ところが、彼らは繰り返し、主の前に罪を重ねるのです。
ひとつ前の43節には「主は幾たびとなく彼らを救い出されたが~自分たちの不義の中におぼれた。」とあります。
主は、罪を犯したイスラエルの民を即座にさばき、滅ぼし尽くすことはされませんでした。

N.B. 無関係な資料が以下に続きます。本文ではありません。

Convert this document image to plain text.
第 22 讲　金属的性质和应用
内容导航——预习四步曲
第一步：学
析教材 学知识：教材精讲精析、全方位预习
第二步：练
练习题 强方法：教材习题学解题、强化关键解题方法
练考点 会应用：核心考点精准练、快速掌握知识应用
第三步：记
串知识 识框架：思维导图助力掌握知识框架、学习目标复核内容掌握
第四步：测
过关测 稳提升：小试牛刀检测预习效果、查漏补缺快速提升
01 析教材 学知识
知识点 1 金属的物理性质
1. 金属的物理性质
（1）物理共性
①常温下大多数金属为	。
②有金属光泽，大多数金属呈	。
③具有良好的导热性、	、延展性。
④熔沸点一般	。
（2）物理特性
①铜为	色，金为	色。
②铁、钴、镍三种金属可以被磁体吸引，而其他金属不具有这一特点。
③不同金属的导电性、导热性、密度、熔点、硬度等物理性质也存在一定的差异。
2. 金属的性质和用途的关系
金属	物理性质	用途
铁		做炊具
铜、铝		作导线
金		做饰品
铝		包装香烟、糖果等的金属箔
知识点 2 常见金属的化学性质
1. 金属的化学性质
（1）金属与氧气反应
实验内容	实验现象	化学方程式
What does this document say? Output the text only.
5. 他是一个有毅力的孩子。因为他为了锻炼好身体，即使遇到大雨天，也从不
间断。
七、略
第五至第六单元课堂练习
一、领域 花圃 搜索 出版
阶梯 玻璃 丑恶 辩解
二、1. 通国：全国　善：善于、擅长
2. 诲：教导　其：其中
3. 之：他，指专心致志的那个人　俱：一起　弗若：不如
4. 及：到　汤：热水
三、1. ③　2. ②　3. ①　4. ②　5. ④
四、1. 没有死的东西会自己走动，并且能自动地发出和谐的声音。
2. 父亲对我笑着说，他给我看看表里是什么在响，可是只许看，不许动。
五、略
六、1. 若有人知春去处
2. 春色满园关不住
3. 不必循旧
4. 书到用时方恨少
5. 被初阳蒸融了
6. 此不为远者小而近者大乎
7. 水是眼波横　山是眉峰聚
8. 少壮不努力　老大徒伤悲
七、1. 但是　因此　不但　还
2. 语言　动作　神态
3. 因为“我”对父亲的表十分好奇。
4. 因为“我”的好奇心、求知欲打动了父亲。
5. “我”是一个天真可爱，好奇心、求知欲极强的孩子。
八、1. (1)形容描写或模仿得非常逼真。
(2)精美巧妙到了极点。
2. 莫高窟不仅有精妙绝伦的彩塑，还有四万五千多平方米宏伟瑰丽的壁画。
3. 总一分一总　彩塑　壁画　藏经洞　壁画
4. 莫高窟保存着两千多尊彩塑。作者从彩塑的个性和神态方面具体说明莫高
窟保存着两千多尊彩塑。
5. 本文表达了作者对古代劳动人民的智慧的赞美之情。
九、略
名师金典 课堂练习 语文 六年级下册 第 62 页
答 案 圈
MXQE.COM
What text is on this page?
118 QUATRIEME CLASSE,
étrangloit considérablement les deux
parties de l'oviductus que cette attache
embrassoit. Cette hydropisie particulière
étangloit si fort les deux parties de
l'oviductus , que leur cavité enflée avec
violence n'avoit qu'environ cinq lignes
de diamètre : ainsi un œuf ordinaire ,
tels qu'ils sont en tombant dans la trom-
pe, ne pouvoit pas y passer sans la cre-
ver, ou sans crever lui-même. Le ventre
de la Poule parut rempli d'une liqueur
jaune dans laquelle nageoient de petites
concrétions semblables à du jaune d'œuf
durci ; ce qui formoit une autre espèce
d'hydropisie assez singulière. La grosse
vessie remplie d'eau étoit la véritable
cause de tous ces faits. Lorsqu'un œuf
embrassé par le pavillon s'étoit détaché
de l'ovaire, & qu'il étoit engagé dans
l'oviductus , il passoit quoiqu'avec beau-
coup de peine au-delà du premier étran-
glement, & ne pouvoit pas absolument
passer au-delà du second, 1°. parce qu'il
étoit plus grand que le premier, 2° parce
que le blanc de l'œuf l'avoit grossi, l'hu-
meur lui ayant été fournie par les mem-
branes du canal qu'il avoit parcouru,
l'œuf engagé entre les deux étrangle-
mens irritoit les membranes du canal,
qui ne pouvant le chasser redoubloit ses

それどころか、43節にある通り、幾たびも救い出して、罪を赦されたのです。
主のあわれみが大きく深いのです。
そして主は、忍耐強く導かれる方です。

それでもなおも、彼らは罪を犯して主を悲しませるのです。
ところが、そんな罪深い彼らが、罪の結果である苦しみの中から叫んで、主を見上げていく時。
主は、ちゃんと彼らに目を留めてくださるのです。
もう、いい加減で見捨ててしまっても良いのではないかと思うのですが。
主は見捨てません。
主の愛はそれほどに大きく深い。
主のあわれみは尽きることがないのです。

しかし、だからといっていつまでも罪を重ねて、主を悲しませてしまって良いことにはなりません。
私たちは今、主が、私たちの叫びに目を留めてくださる愛の方であることを、もう一度心に刻んで、その主を愛して、主に従うことを実践して、実現していきたい。